Pour se marier, les futurs époux doivent respecter certaines conditions principalement issues du droit romain:
- Ils doivent être pubères et capables de discernement ;
- Ils doivent jouir du ius conubii, qui est le droit de pouvoir se marier conféré soit par la citoyenneté romaine, soit aux alliés de Rome ;
- Ils ne doivent pas être parents jusqu’au troisième degré, voire jusqu’au quatrième degré sous le règne de Justinien Ier (r. 527-565)6 ;
- Ils doivent être monogames, donc non déjà mariés avec une autre personne vivante ;
- Et ils doivent consentir à ce mariage, même si, en réalité, le consentement est donné par leurs pères.
Les deux grandes formes de mariage romain: cum manu et sine manu
Comme de nos jours, le mariage à Rome engendre des effets juridiques entre les époux. Ceux-ci diffèrent selon la forme du mariage choisie par les conjoints ou imposée par leurs parents lors de la cérémonie, même s’il y a des effets généraux qui s’appliquent à tous les mariages. Ici, intéressons-nous plutôt aux deux formes du matrimonium afin de mieux comprendre la confarreatio.
La forme la plus ancienne, car elle existait depuis la Loi des XII Tables (rédigée vers 450 avant notre ère), est celle cum manu, que l’on a traduit avec la main. Dans ce mariage, l’épouse passe entièrement sous l’autorité ainsi que la puissance de son mari ou de son beau-père lorsque celui-ci est encore vivant. En d’autres termes, elle quitte de manière définitive la famille de son père pour rejoindre celle de son époux. Le matrimonium cum manu se matérialise à travers trois cérémonies particulières que Gaius décrit dans son manuel de Droit7:
- La coemptio qui apparaît, sous la plume du juriste, comme une sorte de vente fictive (mais qui est en fait une mancipatio) durant laquelle l’épouse passe sous l’autorité du mari devant cinq témoins et un porteur de balance8 ;
- L’usus qui s’applique en principe pour la possession d’un objet et qui se matérialise, dans le cadre du mariage, par plus d’une année de vie commune entre les deux conjoints ; mais la Loi des XII Tables autorise la femme à quitter, chaque année, le domicile conjugal pour ne pas tomber sous la puissance maritale9 ;
- La confarreatio qui est la cérémonie religieuse avec une offrande de pain d’épeautre, que nous détaillons dans les points suivants.
Tout aussi ancien que le matrimonium cum manu, le matrimonium sine manu est une forme de mariage dans laquelle l’épouse ne tombe pas sous la puissance maritale de son conjoint ou sous la puissance paternelle de son beau-père.
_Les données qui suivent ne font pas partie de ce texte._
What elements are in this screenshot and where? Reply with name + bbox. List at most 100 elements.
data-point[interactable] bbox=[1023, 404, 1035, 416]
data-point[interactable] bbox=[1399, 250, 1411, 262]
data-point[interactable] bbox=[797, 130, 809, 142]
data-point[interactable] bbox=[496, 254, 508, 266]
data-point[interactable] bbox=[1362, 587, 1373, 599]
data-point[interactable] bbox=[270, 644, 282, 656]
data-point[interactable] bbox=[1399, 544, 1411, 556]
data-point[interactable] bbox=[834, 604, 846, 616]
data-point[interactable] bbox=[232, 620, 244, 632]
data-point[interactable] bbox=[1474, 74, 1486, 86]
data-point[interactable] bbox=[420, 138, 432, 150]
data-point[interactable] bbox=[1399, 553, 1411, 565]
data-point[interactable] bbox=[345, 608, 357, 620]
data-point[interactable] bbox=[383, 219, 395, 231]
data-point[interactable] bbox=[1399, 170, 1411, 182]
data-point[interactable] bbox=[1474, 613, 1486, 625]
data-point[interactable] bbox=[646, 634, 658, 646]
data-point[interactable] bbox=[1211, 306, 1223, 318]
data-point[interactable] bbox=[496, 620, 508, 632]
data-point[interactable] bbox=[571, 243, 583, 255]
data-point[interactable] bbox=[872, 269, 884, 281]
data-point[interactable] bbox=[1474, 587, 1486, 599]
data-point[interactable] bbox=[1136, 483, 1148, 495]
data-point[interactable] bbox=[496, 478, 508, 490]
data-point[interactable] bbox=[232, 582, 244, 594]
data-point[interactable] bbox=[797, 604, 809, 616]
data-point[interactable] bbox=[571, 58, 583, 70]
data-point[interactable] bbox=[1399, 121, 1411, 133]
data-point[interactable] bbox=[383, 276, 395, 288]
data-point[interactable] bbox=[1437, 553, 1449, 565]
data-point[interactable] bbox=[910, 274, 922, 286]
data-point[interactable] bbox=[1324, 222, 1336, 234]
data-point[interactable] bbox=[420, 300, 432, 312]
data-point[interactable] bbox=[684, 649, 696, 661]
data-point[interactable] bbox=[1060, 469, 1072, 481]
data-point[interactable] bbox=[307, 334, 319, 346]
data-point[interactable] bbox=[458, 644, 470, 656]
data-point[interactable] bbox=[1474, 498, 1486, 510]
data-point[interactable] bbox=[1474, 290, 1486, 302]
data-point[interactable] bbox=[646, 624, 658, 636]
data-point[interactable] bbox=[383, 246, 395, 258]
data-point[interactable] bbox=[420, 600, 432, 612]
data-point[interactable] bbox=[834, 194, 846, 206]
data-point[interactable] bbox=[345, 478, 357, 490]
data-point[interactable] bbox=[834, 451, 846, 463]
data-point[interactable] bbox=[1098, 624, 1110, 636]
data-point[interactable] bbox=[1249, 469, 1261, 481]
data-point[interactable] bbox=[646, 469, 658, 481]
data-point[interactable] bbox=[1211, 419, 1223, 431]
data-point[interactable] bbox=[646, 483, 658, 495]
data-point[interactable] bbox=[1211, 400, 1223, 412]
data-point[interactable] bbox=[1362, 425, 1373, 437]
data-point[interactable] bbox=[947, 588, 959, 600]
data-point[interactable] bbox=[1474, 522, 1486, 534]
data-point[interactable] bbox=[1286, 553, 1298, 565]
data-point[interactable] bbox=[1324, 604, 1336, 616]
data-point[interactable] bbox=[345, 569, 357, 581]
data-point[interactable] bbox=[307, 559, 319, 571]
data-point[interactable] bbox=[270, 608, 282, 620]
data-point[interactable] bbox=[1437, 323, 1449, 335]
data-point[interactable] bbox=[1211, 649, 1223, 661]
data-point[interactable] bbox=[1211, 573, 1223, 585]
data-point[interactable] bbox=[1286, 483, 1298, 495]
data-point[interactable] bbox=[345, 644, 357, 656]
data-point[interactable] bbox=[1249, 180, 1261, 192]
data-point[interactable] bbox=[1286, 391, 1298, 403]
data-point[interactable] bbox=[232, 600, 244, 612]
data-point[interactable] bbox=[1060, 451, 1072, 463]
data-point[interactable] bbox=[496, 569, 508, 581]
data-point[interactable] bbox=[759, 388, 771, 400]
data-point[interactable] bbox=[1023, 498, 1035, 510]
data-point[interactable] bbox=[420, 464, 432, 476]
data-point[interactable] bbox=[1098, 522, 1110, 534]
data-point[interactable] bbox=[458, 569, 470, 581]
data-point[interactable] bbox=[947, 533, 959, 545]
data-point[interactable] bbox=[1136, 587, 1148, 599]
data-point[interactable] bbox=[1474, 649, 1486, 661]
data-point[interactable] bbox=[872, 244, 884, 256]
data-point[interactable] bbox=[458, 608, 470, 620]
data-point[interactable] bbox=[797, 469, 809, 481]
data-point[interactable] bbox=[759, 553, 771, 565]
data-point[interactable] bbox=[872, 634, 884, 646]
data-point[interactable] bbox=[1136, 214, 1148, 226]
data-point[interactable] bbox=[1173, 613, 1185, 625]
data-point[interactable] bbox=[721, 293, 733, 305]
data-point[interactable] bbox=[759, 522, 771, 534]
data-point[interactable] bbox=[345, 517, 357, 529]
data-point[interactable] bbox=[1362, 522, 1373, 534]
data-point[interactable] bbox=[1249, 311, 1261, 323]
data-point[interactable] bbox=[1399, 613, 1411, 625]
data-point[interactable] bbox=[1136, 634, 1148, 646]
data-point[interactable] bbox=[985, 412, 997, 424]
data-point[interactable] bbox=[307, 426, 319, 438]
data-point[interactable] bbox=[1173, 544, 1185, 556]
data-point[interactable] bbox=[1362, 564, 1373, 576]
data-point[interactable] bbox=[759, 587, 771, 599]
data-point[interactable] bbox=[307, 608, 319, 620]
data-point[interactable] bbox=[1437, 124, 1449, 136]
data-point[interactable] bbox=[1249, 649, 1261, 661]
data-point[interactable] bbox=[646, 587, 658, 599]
Ils restent tous deux indépendants, même s’ils vivent en communauté, et disposent chacun comme bon leur semble de leurs biens. Aucun des deux n’est juridiquement tenu des dettes de l’autre.
Dès le Ier siècle de notre ère, notamment sous le règne de Tibère, le mariage cum manu tombe en désuétude, car son déclin s’inscrit dans les transformations de la famille à l’époque classique, affaiblissement de l’autorité du pater familias, émancipation de la femme, progrès de l’individualisme, qui sont eux-mêmes liés aux bouleversements sociaux, intellectuels, religieux et moraux qui sont apparus durant le IIe siècle avant notre ère.10
La cérémonie de la confarreatio
Gaius, toujours dans son manuel de Droit, raconte très sommairement le déroulé de la cérémonie religieuse: «L’acte comporte en outre beaucoup de rites pour atteindre cet effet de droit, avec prononciation de formules fixées et solennelles et présence de dix témoins»11.
De manière plus précise, la cérémonie est célébrée par le Grand Prêtre (Pontifex Maximus) du culte de Jupiter (Flamen Dialis). La fiancée se présente en premier devant lui, tout en portant la toga recta ainsi que le pallium de couleur safran qui font office de robe de mariée. S’ensuit le fiancé, accompagné des garçons d’honneur (pronubii) dont certains sont les témoins officiels du mariage. Tant la femme que l’homme qui vont se marier portent un voile, dont celui féminin est orangé. Ils s’asseyent sur un tabouret tout en se tenant la main droite (dexterarum iunctio).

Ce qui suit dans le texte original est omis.